The Story

Vote Early, Vote Often

With a blank page staring back at me, I find myself, for perhaps the first time in my life, moving sports to the periphery of my life. Tonight’s task was supposed to be a recap of the Tribe’s convincing victory over Towson in football this weekend. However, on this early Monday morning, the only words that I can write or feel compelled to write regard tomorrow’s election. Tomorrow, November 4, 2008, has shaped up to be perhaps the most important Tuesday since, seven years ago, at approximately 8:45 on, September 11, two hijacked airplanes crashed into the World Trade Center, one hijacked airplane crashed into the Pentagon, and another hijacked airplane crashed in rural Pennsylvania.

Not since that Tuesday, now almost a decade ago, has America been at such an impasse. Seven years after 9/11, after that fateful morning, we find ourselves in the midst of two wars, in the dregs of a financial crisis, and on the brink of four years of the rule of a new Commander-In-Chief. Regardless of one’s personal politics, there is no doubting the quintessential significance of tomorrow’s presidential election.

In the next 48 hours, particularly in Virginia, we will find ourselves bombarded with information from all sides of the political spectrum. Support will be sent, negativity nattered, praise proffered and when all is said and done, a victor crowned, vindicated by the vote.

And yet, considering all of this, I cannot help but think that far too many of us, of the students of the College of William and Mary, of us, the citizens of the Commonwealth of Virginia, of us, the people of these United States of America, are not giving tomorrow the weight it deserves.

Tomorrow is not about television ads. Tomorrow is not about campaigns. Tomorrow is not about FOX or CNN, the New York Times or the Wall Street Journal. Tomorrow is not about democrats or republicans. Tomorrow is about us. It is about, in the most basic of ways, us doing our duty as Americans. It is about us each, using the single most powerful tool any civilian citizen of any country in the world has ever had; the power of one vote.

The other day a friend of mine told me he wouldn’t be voting. He said it wasn’t because he had forgotten to register; it wasn’t because he wasn’t informed; it wasn’t even that he was apathetic. It was just that he didn’t want to vote. For anyone who has had that thought or any thought in a similar vein, I ask you, please, think back to that Tuesday seven years ago. Think about how it made you feel.
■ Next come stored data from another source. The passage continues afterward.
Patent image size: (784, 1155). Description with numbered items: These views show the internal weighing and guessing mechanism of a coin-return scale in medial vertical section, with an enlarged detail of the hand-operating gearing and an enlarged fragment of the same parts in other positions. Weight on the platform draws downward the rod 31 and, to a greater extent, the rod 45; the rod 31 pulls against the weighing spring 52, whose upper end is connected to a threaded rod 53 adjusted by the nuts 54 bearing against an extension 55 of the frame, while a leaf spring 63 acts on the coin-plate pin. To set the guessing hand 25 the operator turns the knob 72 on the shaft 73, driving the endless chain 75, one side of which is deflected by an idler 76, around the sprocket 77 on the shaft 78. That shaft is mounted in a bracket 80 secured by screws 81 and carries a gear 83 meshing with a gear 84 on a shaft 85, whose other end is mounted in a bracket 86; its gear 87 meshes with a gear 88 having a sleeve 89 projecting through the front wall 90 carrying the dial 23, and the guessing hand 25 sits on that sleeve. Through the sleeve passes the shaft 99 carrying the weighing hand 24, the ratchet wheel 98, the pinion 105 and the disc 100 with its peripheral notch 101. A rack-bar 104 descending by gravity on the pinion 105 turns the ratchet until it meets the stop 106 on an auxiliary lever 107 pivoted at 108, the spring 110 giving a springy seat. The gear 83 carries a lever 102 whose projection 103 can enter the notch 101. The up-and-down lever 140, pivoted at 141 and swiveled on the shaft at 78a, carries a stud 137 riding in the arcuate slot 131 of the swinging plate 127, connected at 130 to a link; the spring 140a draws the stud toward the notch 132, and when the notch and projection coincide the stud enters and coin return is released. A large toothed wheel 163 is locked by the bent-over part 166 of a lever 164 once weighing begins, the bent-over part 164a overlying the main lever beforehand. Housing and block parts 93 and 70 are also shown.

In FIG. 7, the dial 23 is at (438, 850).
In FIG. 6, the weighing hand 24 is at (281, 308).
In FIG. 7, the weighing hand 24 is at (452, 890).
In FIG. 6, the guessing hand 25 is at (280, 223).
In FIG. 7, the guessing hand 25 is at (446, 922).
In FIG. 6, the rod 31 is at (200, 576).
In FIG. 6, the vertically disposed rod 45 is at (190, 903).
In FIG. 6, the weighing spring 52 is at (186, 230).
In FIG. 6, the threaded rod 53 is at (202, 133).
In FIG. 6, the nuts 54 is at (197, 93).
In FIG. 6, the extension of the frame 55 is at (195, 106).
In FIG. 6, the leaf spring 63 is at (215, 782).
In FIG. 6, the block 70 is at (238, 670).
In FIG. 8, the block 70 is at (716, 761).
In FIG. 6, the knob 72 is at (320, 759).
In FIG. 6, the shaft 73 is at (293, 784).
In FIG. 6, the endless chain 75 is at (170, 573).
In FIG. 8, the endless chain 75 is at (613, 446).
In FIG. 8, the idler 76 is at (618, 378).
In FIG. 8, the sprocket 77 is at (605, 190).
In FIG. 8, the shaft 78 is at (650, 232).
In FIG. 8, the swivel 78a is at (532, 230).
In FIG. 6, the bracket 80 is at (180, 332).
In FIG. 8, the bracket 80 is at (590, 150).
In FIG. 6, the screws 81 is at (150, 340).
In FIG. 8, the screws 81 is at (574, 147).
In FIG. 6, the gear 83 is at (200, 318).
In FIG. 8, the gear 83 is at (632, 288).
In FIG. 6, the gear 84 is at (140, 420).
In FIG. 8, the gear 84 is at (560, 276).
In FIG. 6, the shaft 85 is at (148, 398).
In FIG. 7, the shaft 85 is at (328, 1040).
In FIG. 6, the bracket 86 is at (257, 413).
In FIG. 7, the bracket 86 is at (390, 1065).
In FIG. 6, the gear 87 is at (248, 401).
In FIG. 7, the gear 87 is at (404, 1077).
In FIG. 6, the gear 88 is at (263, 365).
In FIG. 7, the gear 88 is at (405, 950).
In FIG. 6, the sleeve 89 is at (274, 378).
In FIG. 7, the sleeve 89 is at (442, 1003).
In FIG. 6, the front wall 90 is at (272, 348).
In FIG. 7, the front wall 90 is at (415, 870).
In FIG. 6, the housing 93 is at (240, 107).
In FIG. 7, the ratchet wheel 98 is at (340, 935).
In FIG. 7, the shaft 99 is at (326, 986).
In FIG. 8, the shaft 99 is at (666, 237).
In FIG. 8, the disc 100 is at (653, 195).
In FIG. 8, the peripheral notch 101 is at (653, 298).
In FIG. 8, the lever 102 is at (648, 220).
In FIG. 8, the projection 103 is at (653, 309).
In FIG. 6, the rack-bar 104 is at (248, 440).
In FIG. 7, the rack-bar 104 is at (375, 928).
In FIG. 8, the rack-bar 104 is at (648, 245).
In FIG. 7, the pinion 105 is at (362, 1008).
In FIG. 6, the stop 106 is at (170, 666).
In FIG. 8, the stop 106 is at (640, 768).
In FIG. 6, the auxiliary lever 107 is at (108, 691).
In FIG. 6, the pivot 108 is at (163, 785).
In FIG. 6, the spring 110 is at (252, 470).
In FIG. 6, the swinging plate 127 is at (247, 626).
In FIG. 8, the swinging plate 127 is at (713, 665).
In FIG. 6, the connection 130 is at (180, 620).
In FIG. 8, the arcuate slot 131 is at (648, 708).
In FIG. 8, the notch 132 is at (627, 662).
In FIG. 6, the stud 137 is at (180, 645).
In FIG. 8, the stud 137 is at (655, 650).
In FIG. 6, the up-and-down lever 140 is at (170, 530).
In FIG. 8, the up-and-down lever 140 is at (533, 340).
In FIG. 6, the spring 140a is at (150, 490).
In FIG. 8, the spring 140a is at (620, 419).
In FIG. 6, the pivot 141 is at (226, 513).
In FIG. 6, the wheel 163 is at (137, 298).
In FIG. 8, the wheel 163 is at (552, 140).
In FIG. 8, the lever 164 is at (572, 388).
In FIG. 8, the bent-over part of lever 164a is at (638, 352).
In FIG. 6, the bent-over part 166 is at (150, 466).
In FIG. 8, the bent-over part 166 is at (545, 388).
I know I remember sitting in class, Earth Science, at my desk, wondering, “What can I do?” I remember feeling so small, so excruciatingly small, as I wondered if my father, who works in downtown Manhattan, had taken the Subway to the World Trade Center that morning, just as he did every morning. I remember sitting there, staring out the window, thinking not only what could I do, but what could anybody do?

The answer to that question, to anyone who has had that feeling, is vote. I don’t care who you vote for. You can vote for Bob Barr, you can vote for William Jennings Bryan. But what you can’t do is not walk into that booth. We only get so few opportunities to do something, anything, for our country. Only once, every four years, do Americans even get the opportunity to vote for a president; in fact, for many of us, this is our first opportunity to vote in a general election. It is, for all undergraduates (and probably most graduates), the first time we will be able to cast a ballot that doesn’t have the name Bush or Clinton on it. And most of all, it is our best opportunity to be heard.

Lately, it seems to me that America has become a nation of “I”s. A lot of people have a lot to say about themselves. This election has been no different, as over and over again both candidates have promised “I Will” this and “I Won’t” that. Only once, every four years, is America a nation of “we.” On November 4, 2008, America will be heard, and our voice, in unison, will ring out definitely saying “we.” It is not a choice; it is a privilege, one which we owe to many people to take advantage of. We owe it to the world, we owe it to our country, and we owe it to each other. But most of all, we owe it to ourselves. So, William and Mary, on Tuesday, November 4, please, cast your vote. Because tomorrow, we will be heard.